Raised Access Flooring Alternatives

What we’re seeing in the are of WLCA for developers of commercial buildings, is that the raised access floor is an enormous carbon contributor when it comes to fit-out (From the developer’s perspective at least — there may be higher carbon components in the tenant fit-out).
This was highlighted in a UKGBC report back in 2020, studying the feasibility of net zero building design ( Building-the-Case-for-Net-Zero_UKGBC.pdf) The study suggested raised access flooring had to be substituted; and it suggested “solid timber flooring” as an alternative; I don’t really know what that looks like though, in the context of a large commercial development.

Raised access floors are generally considered irreplaceable* with developers and architects, I think – at least where I work. I want to know about any case studies that have successfully replaced raised access floor panels – or at least alternatives to the high carbon ones that involve steel casings around a non-metallic core, but I would like to know of alternative solutions entirely, preferably.

*Note: by irreplaceable, I mean there is no alternative – of course, they’re replaced in buildings all the time, and that’s part of the problem…

All of Interfaces products are carbon neutral, and we are using our Rigid Core LVT for raised access in a couple new Apple and Google buildings.

Hi Gary,
For that particular product, is there an EPD, and more technical specs I could explore? I couldn’t find them at that link you provided.
I want to really dig into the materials and LCA numbers if at all possible, to compare with the products that are most commonly used in the UK. We’ll forget regional availability for the moment, if these Rigid Core products are only in the US.

Hi Mike,

I am unsure about alternative products but you can get reused raised access floors that are a 75-80% reduction in embodied carbon. Raised access floor panels are just high-density boards that are wrapped, seems like it should be a fairly simple one to solve for a product manufacturer from an embodied carbon perspective. The pedestals are only a small contributor to the embodied carbon of the system.

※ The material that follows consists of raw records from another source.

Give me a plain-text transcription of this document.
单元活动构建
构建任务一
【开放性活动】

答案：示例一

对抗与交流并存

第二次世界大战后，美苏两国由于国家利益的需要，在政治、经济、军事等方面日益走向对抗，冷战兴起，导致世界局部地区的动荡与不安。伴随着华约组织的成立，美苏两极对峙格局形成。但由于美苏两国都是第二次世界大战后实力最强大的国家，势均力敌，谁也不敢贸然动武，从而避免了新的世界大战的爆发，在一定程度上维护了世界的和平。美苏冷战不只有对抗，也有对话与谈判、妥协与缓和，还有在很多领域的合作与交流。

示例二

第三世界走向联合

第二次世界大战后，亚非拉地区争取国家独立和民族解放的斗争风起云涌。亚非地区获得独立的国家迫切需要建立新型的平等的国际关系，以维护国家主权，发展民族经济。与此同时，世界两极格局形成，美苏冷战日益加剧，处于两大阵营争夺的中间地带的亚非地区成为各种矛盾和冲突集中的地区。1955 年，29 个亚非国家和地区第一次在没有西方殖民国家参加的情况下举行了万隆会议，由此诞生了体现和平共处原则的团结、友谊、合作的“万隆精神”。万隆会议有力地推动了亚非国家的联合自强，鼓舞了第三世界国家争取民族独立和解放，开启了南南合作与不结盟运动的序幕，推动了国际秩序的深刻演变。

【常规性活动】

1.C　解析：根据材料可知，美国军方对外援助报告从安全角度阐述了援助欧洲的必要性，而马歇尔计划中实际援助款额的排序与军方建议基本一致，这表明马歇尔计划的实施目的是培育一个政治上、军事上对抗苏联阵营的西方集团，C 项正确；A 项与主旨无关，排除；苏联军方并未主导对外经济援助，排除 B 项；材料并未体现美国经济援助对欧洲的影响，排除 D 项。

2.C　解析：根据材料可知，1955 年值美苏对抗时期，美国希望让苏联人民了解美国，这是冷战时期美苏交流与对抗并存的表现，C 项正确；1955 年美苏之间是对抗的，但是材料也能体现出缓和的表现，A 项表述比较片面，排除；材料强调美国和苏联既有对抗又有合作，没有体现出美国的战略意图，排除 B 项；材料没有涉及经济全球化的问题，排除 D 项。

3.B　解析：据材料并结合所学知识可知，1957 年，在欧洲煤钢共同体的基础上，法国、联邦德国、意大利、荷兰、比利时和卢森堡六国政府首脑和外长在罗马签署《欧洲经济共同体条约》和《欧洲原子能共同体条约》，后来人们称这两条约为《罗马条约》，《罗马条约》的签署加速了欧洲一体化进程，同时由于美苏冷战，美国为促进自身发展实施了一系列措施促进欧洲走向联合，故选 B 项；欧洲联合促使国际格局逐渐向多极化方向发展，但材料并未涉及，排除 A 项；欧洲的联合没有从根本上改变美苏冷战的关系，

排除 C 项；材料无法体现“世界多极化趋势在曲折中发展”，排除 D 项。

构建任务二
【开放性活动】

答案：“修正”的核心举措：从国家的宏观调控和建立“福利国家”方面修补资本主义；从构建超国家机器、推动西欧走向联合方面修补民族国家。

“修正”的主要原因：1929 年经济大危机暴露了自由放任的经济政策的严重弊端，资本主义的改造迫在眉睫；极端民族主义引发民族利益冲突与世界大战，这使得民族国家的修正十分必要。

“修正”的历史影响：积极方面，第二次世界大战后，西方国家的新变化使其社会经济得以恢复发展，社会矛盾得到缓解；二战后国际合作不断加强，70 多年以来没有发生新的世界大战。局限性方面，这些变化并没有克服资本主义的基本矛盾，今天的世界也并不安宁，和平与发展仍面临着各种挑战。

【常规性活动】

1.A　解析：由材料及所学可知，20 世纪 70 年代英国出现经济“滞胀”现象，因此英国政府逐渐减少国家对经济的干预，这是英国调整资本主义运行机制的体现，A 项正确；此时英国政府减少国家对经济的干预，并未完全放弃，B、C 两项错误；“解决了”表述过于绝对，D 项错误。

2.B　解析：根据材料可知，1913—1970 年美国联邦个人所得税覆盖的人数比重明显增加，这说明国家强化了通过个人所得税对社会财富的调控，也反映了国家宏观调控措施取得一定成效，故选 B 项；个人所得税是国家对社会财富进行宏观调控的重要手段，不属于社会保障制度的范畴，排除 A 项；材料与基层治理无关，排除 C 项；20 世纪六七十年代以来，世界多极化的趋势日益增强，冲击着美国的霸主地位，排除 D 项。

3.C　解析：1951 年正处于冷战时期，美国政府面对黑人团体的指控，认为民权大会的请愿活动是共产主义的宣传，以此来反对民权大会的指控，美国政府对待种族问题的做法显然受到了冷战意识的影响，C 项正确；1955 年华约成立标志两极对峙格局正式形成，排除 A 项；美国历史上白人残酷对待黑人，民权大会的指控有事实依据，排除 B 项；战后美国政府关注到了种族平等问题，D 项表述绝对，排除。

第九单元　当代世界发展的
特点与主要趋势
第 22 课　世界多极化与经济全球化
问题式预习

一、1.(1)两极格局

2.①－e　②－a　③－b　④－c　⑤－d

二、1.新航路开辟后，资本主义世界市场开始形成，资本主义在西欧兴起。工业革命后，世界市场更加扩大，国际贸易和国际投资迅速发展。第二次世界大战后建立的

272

Hi Jack, thanks for responding.

So the reused panels are good for lowering the embodied carbon on a project, but their demand is so high in the last couple years, that there is nowhere near enough supply. Indeed, we’ve seen prices for the reused panels multiply. Furthermore, Kingspan are making a big deal about these companies that are buying up and redistributing the panels. They’ve recently pointed out that the reused panels don’t include any warranties; and keen developers don’t like that risk.

All of the above doesn’t negate the low-carbon benefit of reusing panels: It just means that we have to encourage developers to ensure their panels make it into the circular market (for example, by not gluing finishes down); and it means the insurance market has some work to do, I think…

There are also calcium sulphate-based panels, as a lower carbon alternative raised access floor panel, but these are currently less readily available (fewer manufacturers), as I understand it.

Hence, we’re trying to think 5 years in the future, if the demand is only going to increase and more radical solutions might be considered, what are the more radical solutions that are likely to be top of the priority list?

Mike, attached is the EPD for our Rigid Core.